How strong is the case for the constitutionality ObamaCare's individual mandate? So strong that Slate legal columnist Dahlia Lithwick barely feels the need to need to make a case at all.

How does she know it's so strong? Because Democratic House Minority Leader Nancy Pelosi once made a derisive remark in response to early concerns about the law's constitutionality. So of course it must be constitutional, and obviously so.

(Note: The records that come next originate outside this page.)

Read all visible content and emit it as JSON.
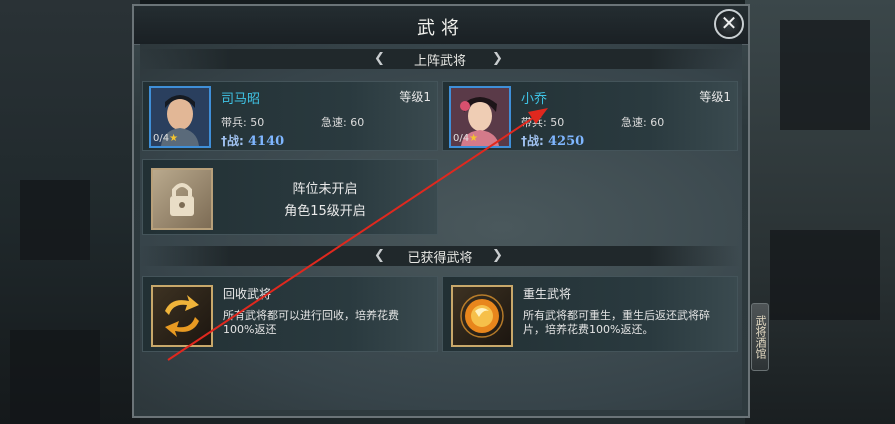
{
  "window": {
    "title": "武将",
    "close_symbol": "✕"
  },
  "sections": {
    "deployed": "上阵武将",
    "acquired": "已获得武将"
  },
  "heroes": [
    {
      "name": "司马昭",
      "level": "等级1",
      "troops_label": "带兵: 50",
      "speed_label": "急速: 60",
      "power_label": "战:",
      "power": "4140",
      "stars": "0/4"
    },
    {
      "name": "小乔",
      "level": "等级1",
      "troops_label": "带兵: 50",
      "speed_label": "急速: 60",
      "power_label": "战:",
      "power": "4250",
      "stars": "0/4"
    }
  ],
  "locked_slot": {
    "line1": "阵位未开启",
    "line2": "角色15级开启"
  },
  "features": {
    "recycle": {
      "title": "回收武将",
      "desc": "所有武将都可以进行回收，培养花费100%返还"
    },
    "rebirth": {
      "title": "重生武将",
      "desc": "所有武将都可重生，重生后返还武将碎片，培养花费100%返还。"
    }
  },
  "side_tab": {
    "label": "武将酒馆"
  },
  "colors": {
    "hero_name": "#3fc4e6",
    "annotation_arrow": "#e0281e"
  },
  "icons": {
    "close": "close-icon",
    "lock": "lock-icon",
    "recycle": "recycle-icon",
    "rebirth": "rebirth-orb-icon"
  }
}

Really. This is her argument

That the law is constitutional is best illustrated by the fact that—until recently—the Obama administration expended almost no energy defending it. Back when the bill passed Nancy Pelosi famously reacted to questions about its constitutionality with the words, "Are you serious?" And the fact that the Obama administration rushed the case to the Supreme Court in an election year is all the evidence you need to understand that they remain confident in their prospects. The law is a completely valid exercise of Congress' Commerce Clause power, and all the conservative longing for the good old days of the pre-New Deal courts won't put us back in those days as if by magic. Nor does it amount to much of an argument.

Derision does not amount to much of an argument either. Rather than illustrate the law's constitutionality, Pelosi's snide remark illustrates how eager the law's defenders have always been to dismiss questions about its constitutionality, as well as their consistent unwillingness to take challenges to the law seriously. That the law's political proponents refuse to take those challenges seriously, however, does not necessarily make them unserious. 

Lithwick also cites a New York Times essay by Linda Greenhouse arguing that the law is clearly constitutional. Lithwick writes that Greenhouse makes the case for the law's constitutionality "more eloquently than I can." Yet as I noted yesterday, Greenhouse's primary point is that the arguments against the law are so weak that they barely need to be addressed, and that the law is therefore obviously constitutional. 

In asserting the inherent strength of the constitutional argument for ObamaCare's mandate, the law's defenders are revealing the weakness of their own case.